Cyprus seeks Israel, EU help to fight wildfire
Cyprus on Saturday requested emergency assistance of planes from Israel and the EU to fight a wildfire fanned by strong winds and high temperatures that forced the evacuation of several villages.
Cypriot President Nicos Anastasiades called it a "very difficult day", and thanked both Greece and Israel for responding positively to the appeal.
Janez Lenarcic, European Commissioner for Crisis Management, said on Twitter its "aerial firefighting capacity" had been mobilised, with Italy and Greece sending planes to help.
The office of Israeli Prime Minister Naftali Bennett said "two firefighting planes" would be sent, which were expected to arrive on Sunday.
The intense fire spread from the southern Limassol district of Arakapa, destroying property but without any immediate report of casualties.
With Cyprus sweltering under a week-long heatwave and temperatures rising to 40 degrees Celsius (104 Fahrenheit), some villages in the nearby Larnaca district were also evacuated as a precaution.

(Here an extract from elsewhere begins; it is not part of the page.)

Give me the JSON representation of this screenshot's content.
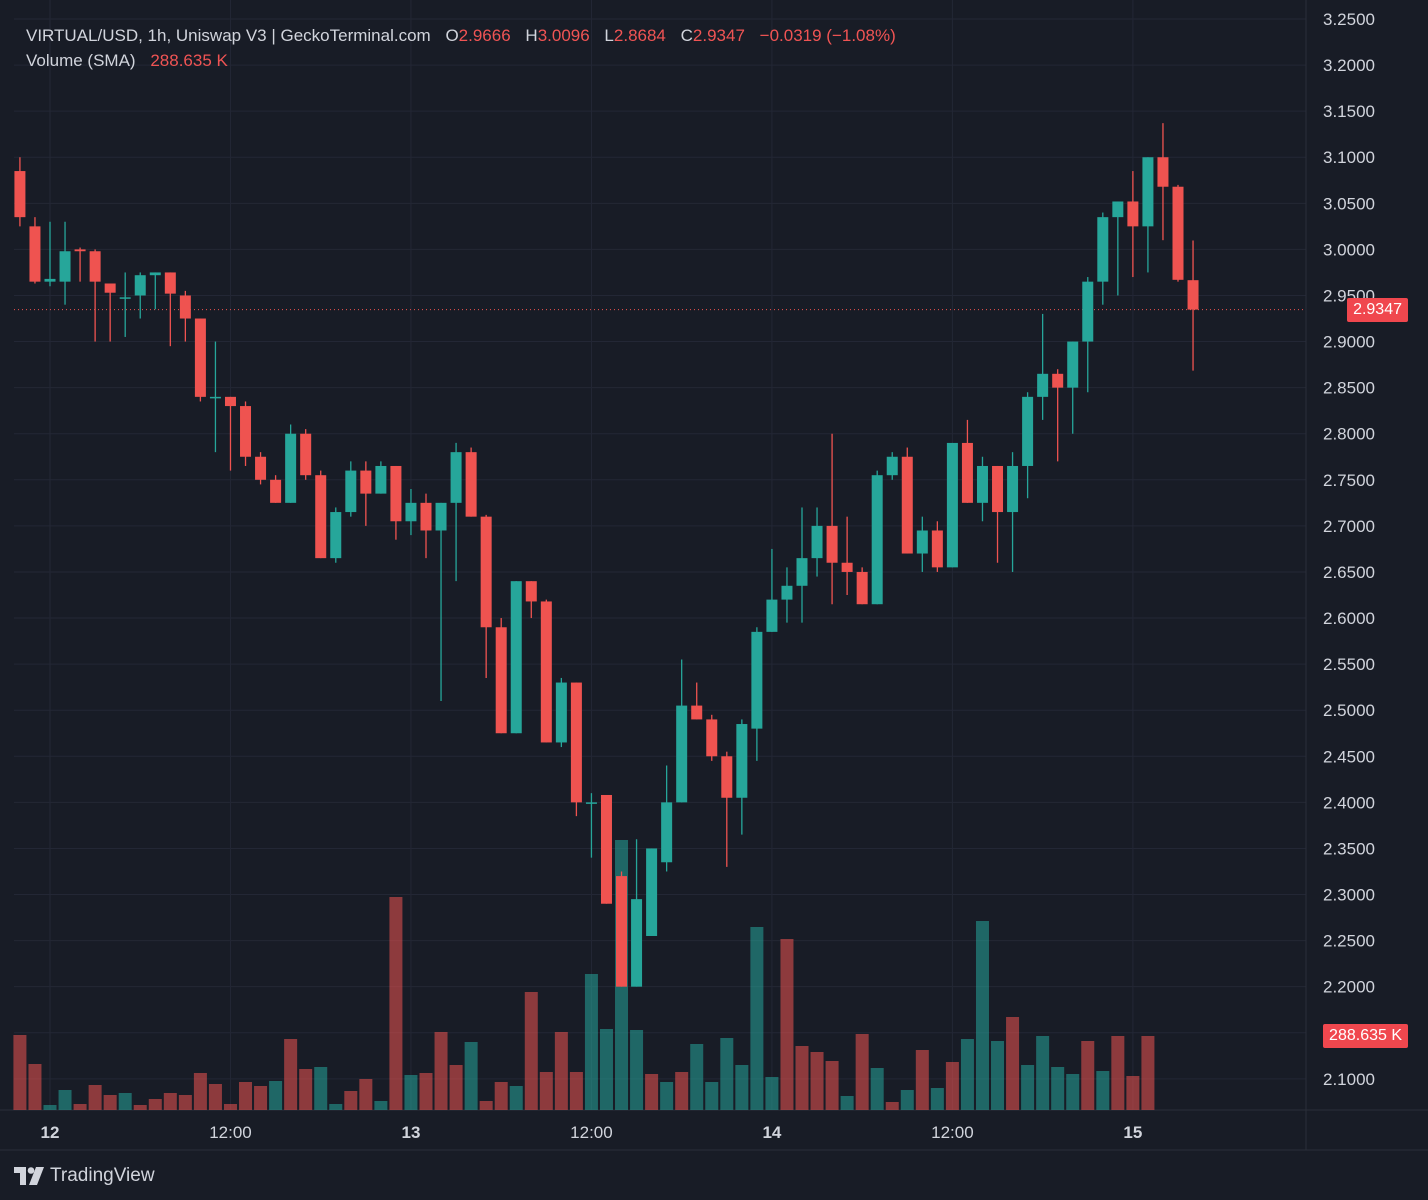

Foreign Minister Nikos Christodoulides told the official CNA news agency that Cyprus had requested assistance.
"We have requested four aircraft which will be thrown into the battle to extinguish the fires," the minister said.
The fire is raging on several fronts, with off-duty personnel called in to help with the firefighting effort.
"It is difficult; that's why we've asked for help," Agriculture Minister Costas Kadis told CNA.
Over 20 firefighting vehicles, six helicopters and four planes are already fighting the flames, assisted by British troops and equipment stationed on the Mediterranean island.
Dense smoke could be seen in the southern resort town of Larnaca, 40 kilometres (25 miles) down the coast from Limassol, with the sun turning a "blood orange" colour.